Interpretive Summary: Aleurodicus rugioperculatus Martin, infamous as gumbo limbo or rugose spiraling whitefly is a new addition in the list of devastating whitefly species found in Florida. The current study was conducted with an objective to evaluate certain biological insecticides against this serious pest of palms, woody ornamentals, and fruits. Results showed that Talus alone or in combination with PFR 97 was more effective on immature and adults of Aleurodicus rugioperculatus (A. rugioperculatus) compared to other treatments. PFR 97 was effective against A. rugioperculatus life stages only until DAT 28.

Technical Abstract: The objective of this study was to evaluate the efficacy of selected biological insecticides against a new invasive whitefly pest, Aleurodicus rugioperculatus Martin, in white bird of paradise under field condition. The trial was conducted at United States Horticultural Research Laboratory in Fort Pierce, Florida in hope to find an alternative to standard effective chemistries used in whitefly control. Aleurodicus rugioperculatus (A. rugioperculatus) population varied greatly, however significant reduction in whitefly number were observed in all the treatments compared to control. Overall, Talus alone and its combination with PFR was found to be most effective in controlling RSW population (eggs, early instar and late instar), throughout the study period.
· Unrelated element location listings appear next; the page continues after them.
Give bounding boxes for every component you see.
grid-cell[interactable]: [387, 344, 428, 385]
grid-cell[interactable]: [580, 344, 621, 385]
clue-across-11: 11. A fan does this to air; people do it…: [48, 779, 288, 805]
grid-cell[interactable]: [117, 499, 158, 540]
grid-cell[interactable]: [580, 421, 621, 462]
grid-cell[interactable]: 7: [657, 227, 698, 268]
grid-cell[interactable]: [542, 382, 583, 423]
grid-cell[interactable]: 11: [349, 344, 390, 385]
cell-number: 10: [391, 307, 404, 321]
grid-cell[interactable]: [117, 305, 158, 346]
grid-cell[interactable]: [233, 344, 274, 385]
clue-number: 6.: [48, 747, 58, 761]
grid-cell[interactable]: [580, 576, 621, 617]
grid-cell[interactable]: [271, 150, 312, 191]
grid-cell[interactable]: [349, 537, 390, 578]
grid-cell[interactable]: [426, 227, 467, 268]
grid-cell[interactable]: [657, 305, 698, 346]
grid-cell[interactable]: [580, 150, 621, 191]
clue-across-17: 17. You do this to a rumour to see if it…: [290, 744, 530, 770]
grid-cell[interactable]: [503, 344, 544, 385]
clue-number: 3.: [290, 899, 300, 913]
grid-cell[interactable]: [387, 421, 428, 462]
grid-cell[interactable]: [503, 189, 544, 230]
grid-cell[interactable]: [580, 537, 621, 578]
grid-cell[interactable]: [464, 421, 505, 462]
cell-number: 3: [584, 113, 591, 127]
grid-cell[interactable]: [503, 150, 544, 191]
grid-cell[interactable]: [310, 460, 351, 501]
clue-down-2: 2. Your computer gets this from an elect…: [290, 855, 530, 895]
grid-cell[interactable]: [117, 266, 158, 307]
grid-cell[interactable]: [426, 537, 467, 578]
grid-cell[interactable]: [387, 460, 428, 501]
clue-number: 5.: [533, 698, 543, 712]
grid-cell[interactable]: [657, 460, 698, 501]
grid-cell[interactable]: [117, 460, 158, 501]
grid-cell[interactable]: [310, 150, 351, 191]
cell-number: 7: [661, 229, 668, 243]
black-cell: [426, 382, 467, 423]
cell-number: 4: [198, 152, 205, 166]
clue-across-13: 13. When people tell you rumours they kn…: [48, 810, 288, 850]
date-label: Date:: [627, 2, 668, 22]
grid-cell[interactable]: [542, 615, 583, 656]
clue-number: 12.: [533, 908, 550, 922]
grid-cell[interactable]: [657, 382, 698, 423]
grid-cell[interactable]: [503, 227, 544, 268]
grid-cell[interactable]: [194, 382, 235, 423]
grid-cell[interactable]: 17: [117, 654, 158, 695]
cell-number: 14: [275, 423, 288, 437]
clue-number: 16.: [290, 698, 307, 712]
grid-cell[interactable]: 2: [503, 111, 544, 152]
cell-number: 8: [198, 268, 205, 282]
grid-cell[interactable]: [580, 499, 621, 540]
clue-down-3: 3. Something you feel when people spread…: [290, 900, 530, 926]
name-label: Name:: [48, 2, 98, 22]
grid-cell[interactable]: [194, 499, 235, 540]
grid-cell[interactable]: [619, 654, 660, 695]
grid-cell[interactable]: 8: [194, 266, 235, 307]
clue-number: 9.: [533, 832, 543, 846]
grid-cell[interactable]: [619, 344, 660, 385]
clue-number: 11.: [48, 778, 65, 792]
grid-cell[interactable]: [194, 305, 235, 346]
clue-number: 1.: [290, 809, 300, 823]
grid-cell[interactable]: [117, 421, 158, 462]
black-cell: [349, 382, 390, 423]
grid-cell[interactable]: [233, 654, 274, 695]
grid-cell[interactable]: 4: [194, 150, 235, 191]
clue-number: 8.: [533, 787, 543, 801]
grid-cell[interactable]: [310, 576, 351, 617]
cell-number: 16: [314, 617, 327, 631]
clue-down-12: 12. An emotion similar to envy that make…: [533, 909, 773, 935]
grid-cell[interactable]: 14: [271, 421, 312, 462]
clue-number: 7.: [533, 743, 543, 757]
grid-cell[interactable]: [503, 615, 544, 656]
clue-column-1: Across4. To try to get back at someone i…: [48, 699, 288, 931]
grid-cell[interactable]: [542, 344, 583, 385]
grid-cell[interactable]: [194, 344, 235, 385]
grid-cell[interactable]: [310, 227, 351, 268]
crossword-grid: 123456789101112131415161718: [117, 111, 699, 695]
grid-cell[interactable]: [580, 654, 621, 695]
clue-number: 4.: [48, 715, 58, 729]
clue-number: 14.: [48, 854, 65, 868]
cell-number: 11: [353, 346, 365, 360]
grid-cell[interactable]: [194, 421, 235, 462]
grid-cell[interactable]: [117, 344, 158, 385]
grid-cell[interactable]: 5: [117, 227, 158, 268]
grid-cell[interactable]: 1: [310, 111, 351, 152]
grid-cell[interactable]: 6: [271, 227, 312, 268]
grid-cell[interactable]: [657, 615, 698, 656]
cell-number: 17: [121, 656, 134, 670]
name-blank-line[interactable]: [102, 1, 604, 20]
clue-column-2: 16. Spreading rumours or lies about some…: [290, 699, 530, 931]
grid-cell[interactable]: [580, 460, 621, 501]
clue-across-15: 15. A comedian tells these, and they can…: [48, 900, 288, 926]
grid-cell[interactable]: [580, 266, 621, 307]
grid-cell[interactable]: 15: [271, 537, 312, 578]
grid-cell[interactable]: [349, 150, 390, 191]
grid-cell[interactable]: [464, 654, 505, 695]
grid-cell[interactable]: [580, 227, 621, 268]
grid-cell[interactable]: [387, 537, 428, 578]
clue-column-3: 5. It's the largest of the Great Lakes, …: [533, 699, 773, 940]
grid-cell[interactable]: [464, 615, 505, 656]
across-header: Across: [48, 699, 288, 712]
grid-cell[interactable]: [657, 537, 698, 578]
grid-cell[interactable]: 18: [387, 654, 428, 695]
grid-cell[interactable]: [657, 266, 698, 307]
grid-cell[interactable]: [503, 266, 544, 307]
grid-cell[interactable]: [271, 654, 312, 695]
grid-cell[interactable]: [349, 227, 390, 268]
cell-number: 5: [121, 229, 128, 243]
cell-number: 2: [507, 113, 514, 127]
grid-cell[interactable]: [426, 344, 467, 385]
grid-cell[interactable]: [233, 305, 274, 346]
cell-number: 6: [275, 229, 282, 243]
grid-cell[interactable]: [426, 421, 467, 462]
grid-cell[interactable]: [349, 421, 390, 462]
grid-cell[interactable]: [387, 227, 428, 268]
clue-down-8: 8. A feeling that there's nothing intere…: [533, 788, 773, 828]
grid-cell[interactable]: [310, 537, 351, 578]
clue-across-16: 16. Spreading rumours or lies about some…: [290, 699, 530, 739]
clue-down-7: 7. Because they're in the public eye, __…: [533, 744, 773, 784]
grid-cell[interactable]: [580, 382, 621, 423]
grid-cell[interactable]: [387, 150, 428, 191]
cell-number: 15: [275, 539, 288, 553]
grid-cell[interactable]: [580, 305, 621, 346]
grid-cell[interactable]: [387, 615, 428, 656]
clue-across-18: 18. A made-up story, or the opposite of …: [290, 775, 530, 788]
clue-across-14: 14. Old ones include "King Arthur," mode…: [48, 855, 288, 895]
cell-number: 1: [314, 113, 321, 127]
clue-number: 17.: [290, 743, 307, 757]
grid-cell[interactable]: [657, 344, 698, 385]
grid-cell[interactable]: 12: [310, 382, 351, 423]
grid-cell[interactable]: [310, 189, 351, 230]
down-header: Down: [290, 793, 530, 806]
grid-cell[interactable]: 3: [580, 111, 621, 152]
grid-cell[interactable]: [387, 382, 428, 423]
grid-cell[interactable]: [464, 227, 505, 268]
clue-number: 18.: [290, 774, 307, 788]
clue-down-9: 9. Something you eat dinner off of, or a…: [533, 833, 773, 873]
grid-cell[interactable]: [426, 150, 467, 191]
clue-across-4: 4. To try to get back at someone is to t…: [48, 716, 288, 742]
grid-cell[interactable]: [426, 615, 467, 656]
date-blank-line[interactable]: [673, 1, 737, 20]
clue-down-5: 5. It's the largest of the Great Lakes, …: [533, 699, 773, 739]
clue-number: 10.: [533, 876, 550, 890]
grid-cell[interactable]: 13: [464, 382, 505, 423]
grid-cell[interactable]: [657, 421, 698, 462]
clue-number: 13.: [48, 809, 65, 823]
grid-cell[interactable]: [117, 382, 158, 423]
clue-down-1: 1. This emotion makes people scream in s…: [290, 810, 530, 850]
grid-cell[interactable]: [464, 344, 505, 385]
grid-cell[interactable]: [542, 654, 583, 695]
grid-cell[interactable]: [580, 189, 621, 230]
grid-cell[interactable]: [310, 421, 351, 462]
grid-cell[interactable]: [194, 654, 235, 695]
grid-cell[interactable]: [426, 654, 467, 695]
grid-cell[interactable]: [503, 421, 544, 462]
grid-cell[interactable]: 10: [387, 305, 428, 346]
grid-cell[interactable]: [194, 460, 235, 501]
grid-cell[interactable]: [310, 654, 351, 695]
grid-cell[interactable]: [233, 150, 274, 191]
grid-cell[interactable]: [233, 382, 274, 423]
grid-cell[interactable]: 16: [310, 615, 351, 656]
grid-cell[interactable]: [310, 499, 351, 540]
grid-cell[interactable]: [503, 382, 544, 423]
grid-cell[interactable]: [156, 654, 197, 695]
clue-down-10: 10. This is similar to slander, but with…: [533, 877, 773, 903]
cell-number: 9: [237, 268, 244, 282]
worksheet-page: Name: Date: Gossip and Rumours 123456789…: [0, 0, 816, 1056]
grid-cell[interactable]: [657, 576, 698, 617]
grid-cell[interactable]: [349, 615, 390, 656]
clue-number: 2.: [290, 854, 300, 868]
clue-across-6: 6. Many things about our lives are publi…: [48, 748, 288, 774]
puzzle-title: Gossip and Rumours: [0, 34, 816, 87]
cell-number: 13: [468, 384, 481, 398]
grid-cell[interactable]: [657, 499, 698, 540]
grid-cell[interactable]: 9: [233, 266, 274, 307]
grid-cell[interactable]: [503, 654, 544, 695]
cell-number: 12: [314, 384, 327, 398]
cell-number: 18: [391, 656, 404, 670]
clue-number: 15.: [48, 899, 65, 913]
Combination of Talus and PFR significantly suppressed RSW life stages soon after application of treatments, and provided 83-100 % reduction in eggs, 99-100% early instars and 95-100% in late instars during six weeks period. Talus alone also provided significant reduction in RSW life stages (compared to control) on all the sampling dates post 14 DAT. PFR 97 alone was found to be least effective against eggs (8-78%), early instars (47-92%) and late instars (44-94%) among all the insecticides tested.